The onset of impaired glucose level was observed in male offspring of the MH group from birth which manifested by increased randomized plasma glucose. When the pups grew up to 4 weeks old, the glucose metabolism of the offspring went back to normal performance which is similar to the control group. However, the increased fasting and postprandial plasma glucose as well as plasma glucose AUC responses to OGTT were observed in the young male offspring of the MH group at 8 weeks old. Our results confirmed that maternal hypothyroidism would have adverse effects on glucose metabolism in young offspring. It is noteworthy that the age of offspring from mothers with hypothyroidism presenting abnormal glucose metabolism in our present study is much earlier compared with the findings of other similar studies [6, 23]. To the best of our knowledge, insulin synthesis and secretion, as well as cell proliferation, are essential factors in pancreatic β cells to maintain glucose homeostasis. So, we tested the gene expression of insulin and Ki67—a marker of cell proliferation, in the pancreas of male offspring from the two groups. The results showed that insulin 1, insulin 2, and Ki67 mRNA expressions all decreased significantly in the offspring of the MH group from 0 to 8 weeks old, except insulin expression at 4 weeks old. The alterations of their expression were also validated in protein level by immunofluorescent staining. Thus, we speculated that the abnormal glucose homeostasis at these time points may be due to insufficient synthesis of insulin and inhibited proliferation of pancreatic β cells.
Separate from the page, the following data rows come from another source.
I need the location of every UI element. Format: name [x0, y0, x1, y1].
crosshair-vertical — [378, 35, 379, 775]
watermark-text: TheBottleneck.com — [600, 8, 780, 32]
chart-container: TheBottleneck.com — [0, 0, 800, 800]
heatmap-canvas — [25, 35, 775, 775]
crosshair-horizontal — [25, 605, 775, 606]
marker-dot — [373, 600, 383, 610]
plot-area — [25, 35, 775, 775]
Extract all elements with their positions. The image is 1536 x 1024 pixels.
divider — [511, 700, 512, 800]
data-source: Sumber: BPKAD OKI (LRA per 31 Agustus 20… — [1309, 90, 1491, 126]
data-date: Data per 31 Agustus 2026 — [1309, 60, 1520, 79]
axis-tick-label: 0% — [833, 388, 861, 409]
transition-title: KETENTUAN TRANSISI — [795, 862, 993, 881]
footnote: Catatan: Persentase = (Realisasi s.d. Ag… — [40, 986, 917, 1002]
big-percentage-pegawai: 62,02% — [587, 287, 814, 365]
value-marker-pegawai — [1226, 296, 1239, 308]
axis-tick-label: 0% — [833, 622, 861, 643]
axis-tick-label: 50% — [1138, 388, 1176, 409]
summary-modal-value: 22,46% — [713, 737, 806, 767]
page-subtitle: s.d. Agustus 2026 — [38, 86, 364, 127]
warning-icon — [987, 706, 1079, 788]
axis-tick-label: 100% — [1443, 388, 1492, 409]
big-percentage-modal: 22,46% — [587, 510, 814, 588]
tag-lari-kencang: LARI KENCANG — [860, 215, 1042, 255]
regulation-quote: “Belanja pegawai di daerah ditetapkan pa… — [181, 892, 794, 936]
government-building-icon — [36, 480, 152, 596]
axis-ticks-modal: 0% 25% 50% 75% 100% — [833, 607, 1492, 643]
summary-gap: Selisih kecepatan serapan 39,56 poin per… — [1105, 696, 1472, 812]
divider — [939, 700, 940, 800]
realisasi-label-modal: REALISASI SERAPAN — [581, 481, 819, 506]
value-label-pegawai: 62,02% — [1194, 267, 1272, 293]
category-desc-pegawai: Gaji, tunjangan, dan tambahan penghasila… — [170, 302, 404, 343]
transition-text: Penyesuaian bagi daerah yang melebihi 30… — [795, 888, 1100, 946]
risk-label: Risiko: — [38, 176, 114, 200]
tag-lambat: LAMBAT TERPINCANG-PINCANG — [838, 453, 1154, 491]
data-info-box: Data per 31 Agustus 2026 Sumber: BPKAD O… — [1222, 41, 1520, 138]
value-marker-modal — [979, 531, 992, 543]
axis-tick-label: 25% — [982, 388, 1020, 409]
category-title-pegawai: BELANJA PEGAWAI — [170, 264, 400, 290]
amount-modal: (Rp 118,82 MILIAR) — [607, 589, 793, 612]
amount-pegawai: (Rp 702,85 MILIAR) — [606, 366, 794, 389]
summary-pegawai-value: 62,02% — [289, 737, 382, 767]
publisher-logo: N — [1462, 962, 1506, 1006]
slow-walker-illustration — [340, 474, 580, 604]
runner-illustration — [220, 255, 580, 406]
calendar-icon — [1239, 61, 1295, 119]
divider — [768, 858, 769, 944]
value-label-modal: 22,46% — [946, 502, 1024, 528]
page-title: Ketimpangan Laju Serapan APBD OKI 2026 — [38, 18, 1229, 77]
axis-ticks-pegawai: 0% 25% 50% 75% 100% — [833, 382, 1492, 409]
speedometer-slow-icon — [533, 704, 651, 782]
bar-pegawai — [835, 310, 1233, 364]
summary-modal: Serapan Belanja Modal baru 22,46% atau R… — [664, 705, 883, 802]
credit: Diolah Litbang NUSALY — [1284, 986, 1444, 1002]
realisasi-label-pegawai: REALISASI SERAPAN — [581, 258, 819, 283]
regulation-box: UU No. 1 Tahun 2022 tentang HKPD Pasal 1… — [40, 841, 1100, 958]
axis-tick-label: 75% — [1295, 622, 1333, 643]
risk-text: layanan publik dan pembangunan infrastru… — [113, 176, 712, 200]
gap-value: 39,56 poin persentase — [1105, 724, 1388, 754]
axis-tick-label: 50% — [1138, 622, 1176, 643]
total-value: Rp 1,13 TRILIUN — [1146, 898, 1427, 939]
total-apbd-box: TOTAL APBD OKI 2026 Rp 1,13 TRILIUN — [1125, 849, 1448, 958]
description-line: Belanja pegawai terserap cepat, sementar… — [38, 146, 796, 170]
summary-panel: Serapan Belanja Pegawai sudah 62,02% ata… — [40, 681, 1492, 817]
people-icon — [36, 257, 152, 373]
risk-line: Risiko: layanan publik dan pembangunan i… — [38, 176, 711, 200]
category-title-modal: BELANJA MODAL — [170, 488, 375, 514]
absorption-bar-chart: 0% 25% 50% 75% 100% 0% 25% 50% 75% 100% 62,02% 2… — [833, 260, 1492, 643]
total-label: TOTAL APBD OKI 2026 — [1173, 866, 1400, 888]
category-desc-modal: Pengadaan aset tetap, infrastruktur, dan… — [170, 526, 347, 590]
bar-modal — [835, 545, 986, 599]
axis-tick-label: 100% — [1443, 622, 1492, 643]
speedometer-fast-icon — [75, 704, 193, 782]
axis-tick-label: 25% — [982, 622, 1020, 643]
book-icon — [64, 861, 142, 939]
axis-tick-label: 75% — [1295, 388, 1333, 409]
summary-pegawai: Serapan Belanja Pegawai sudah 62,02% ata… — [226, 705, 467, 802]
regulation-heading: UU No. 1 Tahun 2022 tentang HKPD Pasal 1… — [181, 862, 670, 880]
Large number of researches have been demonstrated that thyroid hormones were crucial regulators to promote β cell proliferation and insulin secretion capacity in islets [24]. However, constant low levels of insulin synthesis and cell proliferation in offspring after birth are not likely to be due to transient subclinical hypothyroidism. We thought these results in offspring were caused by the intrauterine hypothyroid environment. It has been reported that the thyroid axis in the human embryo begins to develop at E90 [25, 26]. The thyroid gland develops from the floor of the primitive pharynx and can first be distinguished in the rodent embryo at 9 days post coitum [27]. Therefore, the growth and development of the embryo during the early stage rely on the maternal thyroid hormone. Maternal thyroid hormone was shown to enter the embryo by binding thyroid hormone transporters in the placenta and to affect embryo development [28]. It is classically known that most of the effects of bioactive thyroid hormones are mediated by TRs, and a previous study showed that early fetal brain development is regulated by maternal thyroid hormone levels mediated by TRs [29]. Another study found that the risk of heart failure in postnatal life is related to the maternal thyroid function regulated by TRα in the cardiac cells of the embryo [30]. In our present experiment, the pancreatic TRβ1 and TRβ2 expressions of offspring from the MH group maintained at a lower level from birth to young compared with those in the offspring of the control group. Based on these research results, it can be concluded that the development, growth, and normal regeneration of the offspring's pancreas may be affected by maternal thyroid function through modulated by TRs. Combined with our previous findings, several genes presented adaptive expression with proliferation of pancreatic islets during pregnancy in rats [31]. We speculate that permanent alteration of TRβ expression may be a genetic adaption to intrauterine hypothyroidism that could lead to islet cell dysplasia.

In conclusion, maternal hypothyroidism can slow intrauterine growth of a fetus and cause low expression of TRβ in the pancreas, both of which result in deficiencies in pancreas' cell proliferation and insulin synthesis. These effects can lead to long-term alteration of glucose metabolism in offspring, and we are proceeding with in vitro experiments to verify whether thyroid hormone directly promotes proliferation of β cells via signaling involving TRβ. Moreover, whether hypothyroidism in the early stage of pregnancy has a decisive impact on these results deserves further research.